Really good. I’ve struggled with the same thing.
> Instead of expecting it to understand my requests, I almost always build tooling first to give us a shared language to discuss the project.
This is probably the key. I’ve found this to be true in general. Building simple tools that the model can use help frame the problem in a very useful way.
My mind-blown moment was when I was doing work like this and Claude started positioning the camera itself to get better looks at areas it wanted to improve.
>I still occasionally hand write code in NeoVim on the bits I care the most about (CSS, design and early architecture like API patterns)
I find it amazing how people's opinions differ here. This is the first stuff I'd trust to Claude and co. because it is very much in-distribution for training data. Now if I had sensitive backend code or a framework/language/library that is pretty new or updated frequently, I'd be much more cautious about trusting LLMs or at least I would want to understand every bit of the code.
I've been having pretty good success with unity as a 3d llm tool. In addition to the iso views I've included a perspective mode that can focus on a list of game object ids with a custom camera origin. The agent is required to send instructions along with the VLM request each time in order to condition how the view is interpreted. E.g.: "How does ambient occlusion look in A vs B?".
The VLM is invoked as a nested operation within a tool call, not as part of the same user-level context. This provides the ability to analyze a very large number of images without blowing token budgets.
I've observed that GPT5.4 can iteratively position the perspective camera and stop once it reaches subjectively interesting arrangements. I don't know how to quantify this, but it does seem to have some sense of world space.
I think much of it comes down to conditioning the vision model to "see" correctly, and willingness to iterate many times.
Great article. I've been trying to achieve something similar with a Revit. It's an old CAD application for Windows which means there's a few additional hurdles in exposing a cli interface that allows the LLM to drive it. However, once that is done, the loop of "write code, take a screenshot, repeat" works pretty well.
The tooling-first approach resonates. I found the same thing building CLI wrappers for a side project -- once you give the model specific, constrained operations instead of open-ended prompts, the output quality jumps. It stops trying to be creative about how to do things and focuses on what to do. Almost like writing a good API: the constraints are the feature.
Just yesterday I used Claude to great effect in FreeCAD to model a church tower. The tower has a square base and an octagonal top, but connecting the two by creating a loft using the GUI in FreeCAD results in a wrong and ugly abomination.
Claude understood the problem and produced elegant Python code that worked perfectly the first time.
So I continued and described the other features of the tower to Claude, who coded them.
It's sometimes difficult to properly describe what you want in English, and Claude does a lot of thinking, and sometimes goes deep into a wrong direction of which it won't come out easily; but in the end the result is almost perfect.

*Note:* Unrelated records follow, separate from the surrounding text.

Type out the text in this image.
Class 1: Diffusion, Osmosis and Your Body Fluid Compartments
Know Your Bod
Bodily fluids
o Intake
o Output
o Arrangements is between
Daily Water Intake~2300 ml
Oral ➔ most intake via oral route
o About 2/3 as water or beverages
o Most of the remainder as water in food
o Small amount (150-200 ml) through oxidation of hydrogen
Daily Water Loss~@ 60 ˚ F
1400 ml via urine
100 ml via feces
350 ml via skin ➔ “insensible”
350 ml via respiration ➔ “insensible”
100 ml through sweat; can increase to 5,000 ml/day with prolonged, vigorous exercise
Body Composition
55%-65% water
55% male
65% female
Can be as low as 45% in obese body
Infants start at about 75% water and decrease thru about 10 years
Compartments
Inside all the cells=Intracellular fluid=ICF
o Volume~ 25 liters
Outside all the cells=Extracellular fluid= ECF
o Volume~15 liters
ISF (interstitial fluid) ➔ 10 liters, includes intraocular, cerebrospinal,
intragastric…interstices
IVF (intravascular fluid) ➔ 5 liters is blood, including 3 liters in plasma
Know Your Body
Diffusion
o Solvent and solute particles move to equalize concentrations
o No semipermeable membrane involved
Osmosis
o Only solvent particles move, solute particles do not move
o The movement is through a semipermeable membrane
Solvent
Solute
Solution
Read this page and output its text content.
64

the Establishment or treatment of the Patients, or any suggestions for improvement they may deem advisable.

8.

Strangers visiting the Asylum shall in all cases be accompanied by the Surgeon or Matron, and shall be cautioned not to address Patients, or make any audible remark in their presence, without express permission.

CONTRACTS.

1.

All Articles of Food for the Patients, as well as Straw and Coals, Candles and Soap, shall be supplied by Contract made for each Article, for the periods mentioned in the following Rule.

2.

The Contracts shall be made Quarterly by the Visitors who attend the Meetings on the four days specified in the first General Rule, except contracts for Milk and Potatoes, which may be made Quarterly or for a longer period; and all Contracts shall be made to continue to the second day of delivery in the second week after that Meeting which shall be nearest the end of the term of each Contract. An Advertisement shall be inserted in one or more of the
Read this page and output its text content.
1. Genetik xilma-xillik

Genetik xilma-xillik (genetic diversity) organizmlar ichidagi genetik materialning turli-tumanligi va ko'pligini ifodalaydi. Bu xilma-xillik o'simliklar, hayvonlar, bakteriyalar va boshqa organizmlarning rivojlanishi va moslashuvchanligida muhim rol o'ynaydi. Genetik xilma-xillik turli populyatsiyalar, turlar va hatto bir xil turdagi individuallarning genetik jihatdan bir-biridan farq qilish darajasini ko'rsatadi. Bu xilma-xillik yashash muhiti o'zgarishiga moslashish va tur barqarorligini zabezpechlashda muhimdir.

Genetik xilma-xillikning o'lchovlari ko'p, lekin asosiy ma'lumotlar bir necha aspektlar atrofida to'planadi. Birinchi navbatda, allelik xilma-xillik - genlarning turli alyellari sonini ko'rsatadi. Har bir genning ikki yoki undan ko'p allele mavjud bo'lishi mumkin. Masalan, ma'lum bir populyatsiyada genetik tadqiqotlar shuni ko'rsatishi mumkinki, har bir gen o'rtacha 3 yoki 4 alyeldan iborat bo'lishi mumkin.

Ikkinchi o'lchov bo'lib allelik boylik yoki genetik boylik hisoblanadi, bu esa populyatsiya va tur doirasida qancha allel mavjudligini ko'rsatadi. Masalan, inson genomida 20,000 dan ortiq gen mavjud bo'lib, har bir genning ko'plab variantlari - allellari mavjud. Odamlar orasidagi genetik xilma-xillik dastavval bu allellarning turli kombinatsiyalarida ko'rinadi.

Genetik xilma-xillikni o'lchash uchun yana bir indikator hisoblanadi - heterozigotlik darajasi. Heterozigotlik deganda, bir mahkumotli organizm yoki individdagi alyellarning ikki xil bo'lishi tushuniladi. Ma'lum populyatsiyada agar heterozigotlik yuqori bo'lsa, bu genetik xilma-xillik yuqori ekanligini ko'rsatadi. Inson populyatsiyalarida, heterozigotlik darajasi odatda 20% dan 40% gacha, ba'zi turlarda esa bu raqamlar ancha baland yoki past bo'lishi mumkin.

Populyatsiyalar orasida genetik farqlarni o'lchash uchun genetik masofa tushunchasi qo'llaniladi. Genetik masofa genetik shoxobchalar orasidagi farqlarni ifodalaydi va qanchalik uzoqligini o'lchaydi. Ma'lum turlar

gemini on the otherhand, isnt half bad.
all i wanted was some opinions on if my bad idea would work, but it instead wrote me files for making my own sony earphones in 3ish parts.
and when i sewed it together, it worked!
that said, it did have full access to a mini CAD app, but i think it wrote all its own calculations inline
Honestly understanding and applying 3d transformations should be a new LLM benchmark. Three.js, OpenSCAD, even Nano Banano prompts. The moment you add that extra dimension any semblance of ‘intelligence’ goes right out the window. Every model out there seems to spin themselves in circles trying to logic through it with no success.
I thought about something similar with claude, I would like it to operate as an assistant for in something like unity engine.
Got some excellent results vibe coding 3.js games with Claude. Maybe for printable things it is harder as precision is important though.
Claude is terrible. I've been using Codex for a few months and decided to give Opus a try and see how it is.
After asking it to review a single file in a simple platformer game, it goes:
> Coyote jump fires in the wrong direction (falling UP with inverted gravity)
var fallVelocity: float = body.velocity.y * body.up_direction.y
I'm like ok, suggest a fix> I owe you a correction: after re-analyzing the math more carefully, lines 217–223 are actually correct — my original review point was wrong. Let me walk through why.
Oh boy. It's had several other gaffes like this, and the UI/UX is still crap (fonts don't get applied, it doesn't catch up with the updated working state after editing files etc.) Codex helped me save time but Claude is just wasting my time. Can I get a refund?
[dead]
[dead]
[dead]
This "screenshot -> refine loop" is a great strategy and I have built it into my 3D Modeling product as well[0], but had to disable it because it would often quadruple the costs and the product is already expensive.
I am on standby to enable it though, just need a price to drop a bit more!